Acusado de “ingratidão” e “traição”, o ministro defendeu-se com uma publicação nas redes sociais. Foto: Reprodução

O voto do ministro André Mendonça, do Supremo Tribunal Federal (STF), pela condenação do deputado federal Daniel Silveira (PTB-RJ) por ameaçar ministros da corte e atentar contra a democracia caiu como uma bomba no universo bolsonarista, já que Mendonça foi indicado ao STF pelo presidente Jair Bolsonaro, que nunca escondeu esperar dele fidelidade absoluta.
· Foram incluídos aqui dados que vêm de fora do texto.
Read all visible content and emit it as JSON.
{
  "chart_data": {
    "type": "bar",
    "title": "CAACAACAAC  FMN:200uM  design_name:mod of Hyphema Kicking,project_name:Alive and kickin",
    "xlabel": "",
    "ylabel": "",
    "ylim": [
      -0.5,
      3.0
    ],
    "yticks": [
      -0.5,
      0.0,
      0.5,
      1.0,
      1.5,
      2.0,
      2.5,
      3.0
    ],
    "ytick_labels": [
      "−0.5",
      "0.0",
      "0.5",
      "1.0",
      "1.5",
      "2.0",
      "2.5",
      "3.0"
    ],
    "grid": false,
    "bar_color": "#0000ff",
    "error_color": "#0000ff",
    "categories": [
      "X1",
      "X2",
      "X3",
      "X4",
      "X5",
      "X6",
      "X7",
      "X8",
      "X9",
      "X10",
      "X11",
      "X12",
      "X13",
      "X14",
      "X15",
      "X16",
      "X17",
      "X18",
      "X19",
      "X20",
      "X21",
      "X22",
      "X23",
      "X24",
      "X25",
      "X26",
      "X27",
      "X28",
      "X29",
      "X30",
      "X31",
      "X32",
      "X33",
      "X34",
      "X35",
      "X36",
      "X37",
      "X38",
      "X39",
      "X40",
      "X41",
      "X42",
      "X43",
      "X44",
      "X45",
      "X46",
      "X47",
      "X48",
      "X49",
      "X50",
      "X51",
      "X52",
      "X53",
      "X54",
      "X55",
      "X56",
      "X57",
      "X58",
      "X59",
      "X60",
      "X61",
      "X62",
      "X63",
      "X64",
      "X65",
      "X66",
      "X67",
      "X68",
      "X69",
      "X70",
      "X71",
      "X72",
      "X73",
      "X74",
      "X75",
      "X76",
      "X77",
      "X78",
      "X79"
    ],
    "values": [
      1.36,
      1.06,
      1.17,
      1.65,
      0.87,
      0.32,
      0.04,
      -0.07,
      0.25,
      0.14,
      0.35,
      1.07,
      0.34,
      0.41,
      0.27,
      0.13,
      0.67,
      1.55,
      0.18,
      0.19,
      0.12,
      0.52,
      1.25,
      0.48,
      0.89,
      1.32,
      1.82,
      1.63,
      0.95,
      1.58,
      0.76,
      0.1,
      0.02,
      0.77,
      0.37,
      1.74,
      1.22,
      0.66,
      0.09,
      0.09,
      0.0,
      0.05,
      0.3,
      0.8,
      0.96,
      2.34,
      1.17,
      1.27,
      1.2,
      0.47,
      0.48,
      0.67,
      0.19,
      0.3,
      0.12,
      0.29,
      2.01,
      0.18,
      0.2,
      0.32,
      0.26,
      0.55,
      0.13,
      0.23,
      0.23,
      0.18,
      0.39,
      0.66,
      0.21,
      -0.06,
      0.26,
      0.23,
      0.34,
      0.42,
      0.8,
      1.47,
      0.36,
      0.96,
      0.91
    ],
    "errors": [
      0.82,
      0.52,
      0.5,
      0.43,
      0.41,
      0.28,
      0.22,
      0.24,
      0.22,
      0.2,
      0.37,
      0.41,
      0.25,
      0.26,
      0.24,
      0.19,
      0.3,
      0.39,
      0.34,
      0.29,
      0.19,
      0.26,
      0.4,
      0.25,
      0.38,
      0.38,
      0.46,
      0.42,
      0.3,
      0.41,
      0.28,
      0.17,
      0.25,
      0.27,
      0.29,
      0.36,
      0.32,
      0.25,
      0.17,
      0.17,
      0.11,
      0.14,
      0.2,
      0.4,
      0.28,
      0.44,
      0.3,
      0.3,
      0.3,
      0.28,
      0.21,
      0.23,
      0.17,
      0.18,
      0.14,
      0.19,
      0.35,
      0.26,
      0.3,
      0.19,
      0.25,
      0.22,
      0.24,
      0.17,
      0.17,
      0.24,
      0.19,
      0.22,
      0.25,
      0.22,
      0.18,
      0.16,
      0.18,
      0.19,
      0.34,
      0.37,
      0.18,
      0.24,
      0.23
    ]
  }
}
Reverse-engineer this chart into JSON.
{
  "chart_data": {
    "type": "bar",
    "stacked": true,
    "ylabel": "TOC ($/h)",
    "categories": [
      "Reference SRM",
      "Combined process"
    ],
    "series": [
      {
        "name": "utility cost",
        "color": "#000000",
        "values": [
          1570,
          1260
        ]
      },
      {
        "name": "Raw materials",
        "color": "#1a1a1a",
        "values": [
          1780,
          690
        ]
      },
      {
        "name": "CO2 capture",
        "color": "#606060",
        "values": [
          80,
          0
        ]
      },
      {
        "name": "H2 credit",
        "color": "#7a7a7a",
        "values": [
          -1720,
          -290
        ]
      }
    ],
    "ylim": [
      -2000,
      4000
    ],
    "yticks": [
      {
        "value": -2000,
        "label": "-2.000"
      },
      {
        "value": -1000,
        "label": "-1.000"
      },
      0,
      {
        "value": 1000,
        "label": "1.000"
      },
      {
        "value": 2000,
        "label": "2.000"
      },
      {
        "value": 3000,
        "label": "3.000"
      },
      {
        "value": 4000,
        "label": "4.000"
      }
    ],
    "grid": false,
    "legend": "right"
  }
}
Por outro lado, a comunidade jurídica se colocou em peso ao lado do ministro, uma vez que ele deu com seu voto uma demonstração de maior apreço à Constituição Federal do que aos interesses do “padrinho” poderoso.

Na última quarta-feira (20), Daniel Silveira foi condenado a oito anos e nove meses de prisão, ao pagamento de multa no valor de R$ 192,5 mil e à perda de seu mandato parlamentar.

Representante da ala bolsonarista do Congresso, Silveira conta com o apoio do Planalto — inclusive, o deputado Eduardo Bolsonaro, um dos filhos do presidente, tentou entrar com ele no Plenário do STF no dia do julgamento, mas ambos foram barrados.

Mesmo não acompanhando em sua totalidade o voto de Alexandre de Moraes, o ministro relator (ele votou pela condenação a dois anos e quatro meses de prisão em regime inicial aberto), Mendonça sentiu o peso da ira bolsonarista. Acusado de “ingratidão” e “traição”, o ministro defendeu-se com uma publicação nas redes sociais.

Por outro lado, juristas e advogados ouvidos pelo site do ConJur saíram em defesa de André Mendonça. Lenio Streck, professor de Direito Constitucional, afirmou que tamanha comoção se deu também pelo conflito político entre os poderes.

“Foi um julgamento em que o STF estava em match point, que é aquela bola que pode cair para qualquer lado. Se o STF absolvesse o deputado, estaria convalidando todos os atos contra a democracia, o Estado democrático e a própria sobrevivência da corte. Daria um tiro no pé. O STF foi atacado e teve de lançar mão dos mecanismos pertinentes — como o seu regimento interno. Correta a decisão”, disse ele. “Garantismo é também garantir a própria democracia. A ampla maioria obtida no julgamento mostra que o STF entendeu bem esse ‘jus match point‘. Nesse sentido, o voto do ministro André Mendonça soube analisar muito bem o limite da fronteira ultrapassada pelo agir do deputado, proferindo voto condenatório por um dos crimes”.

O constitucionalista Georges Abboud reprova qualquer tipo de crítica ao voto do ministro: “São absolutamente ilegítimas e infundadas as críticas realizadas contra o ministro André Mendonça. Ao votar pela condenação, ele demonstrou independência e prestigiou a autonomia do Direito, de modo a julgar conforme o Direito, sem levar em conta voz das ruas, opinião pública, critérios morais ou religiosos. Seu voto, tal qual a condenação colegiada, tem embasamento técnico, teórico e jurisprudencial. O ministro André Mendonça demonstrou e fez valer a independência funcional de seu cargo”.

Esse é o mesmo entendimento do advogado Igor Tamasauskas: “O ministro André Mendonça decidiu segundo sua consciência. Defendeu seus argumentos e expôs uma clara mensagem de não violência. Concorde-se ou não com ele, cumpriu seu papel, ao decidir, e sobretudo justificar, sua posição à luz da interpretação que fez da norma”.

O criminalista Antônio Cláudio Mariz de Oliveira, por sua vez, ressaltou a demonstração de independência e imparcialidade do ministro em seu voto, segundo ele uma prova de que o Brasil continua sob o sistema de separação de poderes.

“O voto do ministro é um alento para que possamos crer que no Supremo ele não estará a serviço de nenhuma corrente política ou religiosa, mas, sim, para cumprir os ditames da sua consciência”.